Coincidenze? Chiamiamole così. E con reverenza. Perché marcano la vita e spesso le danno un senso. Come fare incontrare un uruguaiano nato e cresciuto sul Rio de la Plata e un’italiana con sangue etrusco nelle vene, in un centro educativo di Milano dove lei lavorava come educatrice professionale e lui faceva volontariato cucinando per i piccoli ospiti. Dopo la coincidenza, la complicità e la storia tra Juan Lema e Cristina Borgherini. La coppia mista per un po’ di tempo si trasferisce in Sudamerica salvo poi tornare a Milano e cercare una strada segnata nel destino: aprire un locale al Casoretto, a ridosso di viale Padova, a un niente dal NoLo che si atteggia da periferia neo-trendy, riuscendo a regalare una vera “trattoria di mercato” con affaccio su piazza San Materno. Indirizzo dedicato: si chiama “Mirta”, dal nome della mamma di Juan. Ed è un indirizzo quasi militante, come spiega lo chef: "Qui si fa cucina tradizionale italiana normale". E giù con la descrizione dei piatti che questa Fort Alamo dei “prodotti del mercato” cerca orgogliosamente di difendere. Cristina annuisce, regista amabile di un’accoglienza che si vede nel piatto e tutt’attorno, ambiente informale tipo bottega-ristorante di quartiere e un’atmosfera che i gourmet dimostrano di apprezzare assieme all’ottima cucina e ai prezzo più che corretti (“primi” da 11-14 euro, “secondi” da 15-19 euro). Via con gli assaggi. C’è la “testina di vitello in umido”. C’è il gettonatissimo “galletto disossato cotto alla brace”. Ci sono zuppe, ravioli ripieni, paté di fegatini. E c’è il “Mondongo”, ricetta-bandiera dello chef, sorta di minestrone di trippa di vitello: trippa bollita poi scolata, fagioli bianchi cotti a parte, soffritto con sedano, carote, cipolle, aglio, verza assieme a carciofi, patate e zucca. Juan gongola: "Il Mondongo è in carta perfino in estate". E commenta: "A Milano, un piatto simile è ormai desaparecido". Ha ragione.

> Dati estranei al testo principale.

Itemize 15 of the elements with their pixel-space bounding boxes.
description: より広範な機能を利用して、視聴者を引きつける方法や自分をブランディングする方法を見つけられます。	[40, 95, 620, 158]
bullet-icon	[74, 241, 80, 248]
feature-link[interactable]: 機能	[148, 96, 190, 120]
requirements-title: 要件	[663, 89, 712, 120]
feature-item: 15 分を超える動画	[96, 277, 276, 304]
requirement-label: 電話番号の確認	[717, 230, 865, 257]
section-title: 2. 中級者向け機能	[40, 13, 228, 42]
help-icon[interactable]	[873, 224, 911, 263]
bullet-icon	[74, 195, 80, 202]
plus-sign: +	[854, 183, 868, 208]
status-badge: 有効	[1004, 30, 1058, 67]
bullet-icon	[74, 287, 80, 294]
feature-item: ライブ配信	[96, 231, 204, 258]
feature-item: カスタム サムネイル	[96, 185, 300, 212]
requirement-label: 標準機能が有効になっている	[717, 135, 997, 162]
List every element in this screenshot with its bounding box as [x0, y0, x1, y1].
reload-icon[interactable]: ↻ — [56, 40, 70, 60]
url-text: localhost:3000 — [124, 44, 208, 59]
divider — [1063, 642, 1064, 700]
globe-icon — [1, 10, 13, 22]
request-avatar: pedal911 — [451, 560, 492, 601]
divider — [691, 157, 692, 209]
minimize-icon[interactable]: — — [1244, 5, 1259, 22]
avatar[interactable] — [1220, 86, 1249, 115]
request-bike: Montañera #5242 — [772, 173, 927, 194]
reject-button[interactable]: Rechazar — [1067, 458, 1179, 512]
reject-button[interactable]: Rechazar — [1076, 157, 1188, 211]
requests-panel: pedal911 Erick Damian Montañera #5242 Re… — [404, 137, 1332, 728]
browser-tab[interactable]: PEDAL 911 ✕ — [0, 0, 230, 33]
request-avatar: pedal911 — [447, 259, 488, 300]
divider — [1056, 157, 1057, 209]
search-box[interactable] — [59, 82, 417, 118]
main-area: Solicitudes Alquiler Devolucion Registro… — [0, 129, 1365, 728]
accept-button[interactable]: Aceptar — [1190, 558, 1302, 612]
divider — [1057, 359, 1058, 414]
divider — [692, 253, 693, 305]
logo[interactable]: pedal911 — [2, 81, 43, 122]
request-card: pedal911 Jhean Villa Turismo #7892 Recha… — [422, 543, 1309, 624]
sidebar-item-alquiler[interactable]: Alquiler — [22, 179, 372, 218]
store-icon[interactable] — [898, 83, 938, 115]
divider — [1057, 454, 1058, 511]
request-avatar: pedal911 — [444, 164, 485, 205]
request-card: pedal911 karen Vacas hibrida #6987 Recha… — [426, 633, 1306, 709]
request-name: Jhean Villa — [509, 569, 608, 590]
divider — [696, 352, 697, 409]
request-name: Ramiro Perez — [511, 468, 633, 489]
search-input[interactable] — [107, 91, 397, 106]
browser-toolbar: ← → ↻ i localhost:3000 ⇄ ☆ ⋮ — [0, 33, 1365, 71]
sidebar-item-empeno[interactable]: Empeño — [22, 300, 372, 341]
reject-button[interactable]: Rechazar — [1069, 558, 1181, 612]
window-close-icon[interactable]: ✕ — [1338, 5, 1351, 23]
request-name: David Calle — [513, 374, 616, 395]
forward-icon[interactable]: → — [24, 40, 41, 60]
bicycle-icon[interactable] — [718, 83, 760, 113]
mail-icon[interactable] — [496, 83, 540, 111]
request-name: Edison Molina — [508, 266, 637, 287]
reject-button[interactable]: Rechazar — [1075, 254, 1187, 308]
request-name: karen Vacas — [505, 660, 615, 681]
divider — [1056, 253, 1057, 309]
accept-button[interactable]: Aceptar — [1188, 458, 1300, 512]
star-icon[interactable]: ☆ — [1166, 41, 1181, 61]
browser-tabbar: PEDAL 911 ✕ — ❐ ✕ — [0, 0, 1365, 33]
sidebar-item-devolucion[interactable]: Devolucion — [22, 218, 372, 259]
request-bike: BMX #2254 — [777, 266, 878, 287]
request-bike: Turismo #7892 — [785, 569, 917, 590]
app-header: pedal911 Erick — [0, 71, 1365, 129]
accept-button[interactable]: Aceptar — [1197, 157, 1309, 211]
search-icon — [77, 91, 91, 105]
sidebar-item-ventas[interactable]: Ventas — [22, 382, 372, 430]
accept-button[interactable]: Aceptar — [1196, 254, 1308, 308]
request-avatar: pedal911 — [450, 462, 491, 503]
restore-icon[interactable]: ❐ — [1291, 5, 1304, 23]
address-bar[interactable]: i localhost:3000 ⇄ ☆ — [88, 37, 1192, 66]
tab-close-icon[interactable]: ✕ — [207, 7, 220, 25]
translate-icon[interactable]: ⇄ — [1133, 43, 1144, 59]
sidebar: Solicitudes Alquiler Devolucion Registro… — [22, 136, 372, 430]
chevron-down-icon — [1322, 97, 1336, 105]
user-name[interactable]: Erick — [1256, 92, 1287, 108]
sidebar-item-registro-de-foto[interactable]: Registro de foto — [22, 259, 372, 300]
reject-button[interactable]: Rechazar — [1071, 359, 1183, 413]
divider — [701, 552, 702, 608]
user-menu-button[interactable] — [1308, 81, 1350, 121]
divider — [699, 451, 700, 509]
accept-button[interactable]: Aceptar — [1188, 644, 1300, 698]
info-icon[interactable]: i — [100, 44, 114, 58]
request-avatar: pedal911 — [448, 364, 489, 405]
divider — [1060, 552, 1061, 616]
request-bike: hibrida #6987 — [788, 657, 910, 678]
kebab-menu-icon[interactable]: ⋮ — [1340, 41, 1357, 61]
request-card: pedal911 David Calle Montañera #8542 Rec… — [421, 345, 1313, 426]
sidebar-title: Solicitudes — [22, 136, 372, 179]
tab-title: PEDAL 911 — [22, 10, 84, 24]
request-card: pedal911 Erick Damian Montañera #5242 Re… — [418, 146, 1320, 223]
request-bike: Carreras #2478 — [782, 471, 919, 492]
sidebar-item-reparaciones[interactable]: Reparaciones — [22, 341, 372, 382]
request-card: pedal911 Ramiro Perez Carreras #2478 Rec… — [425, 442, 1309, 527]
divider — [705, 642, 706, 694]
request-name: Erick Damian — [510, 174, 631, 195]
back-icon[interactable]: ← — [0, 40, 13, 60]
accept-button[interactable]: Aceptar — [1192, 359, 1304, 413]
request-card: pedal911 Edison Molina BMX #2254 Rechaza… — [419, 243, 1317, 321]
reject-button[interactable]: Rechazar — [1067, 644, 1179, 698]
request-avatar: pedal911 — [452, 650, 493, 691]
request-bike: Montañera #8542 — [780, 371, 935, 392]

Ed è la grandezza di questo locale che in tempi non lontani praticava una sorta di “resistenza umana”, chiudendo il sabato e la domenica "perché, con i figli piccoli, non potevamo sacrificare tutta la vita per il lavoro". Oggi, Juan e Cristina sono riusciti ad aggiudicarsi un delizioso dehors nello spazio antistante. E i giorni di chiusura sono diventati domenica e lunedì. Curiosità: la vetrina che fa da ingresso è rivestita da adesivi che testimoniano l’attenzione riservata al “Mirta” dalle guide gastronomiche. Cristina sorride. E il geniale cuoco si congeda con un aforisma: "Nella vita, meglio essere simpatico e piacere agli altri che stare loro sulle scatole". Diavolo di un uruguaiano!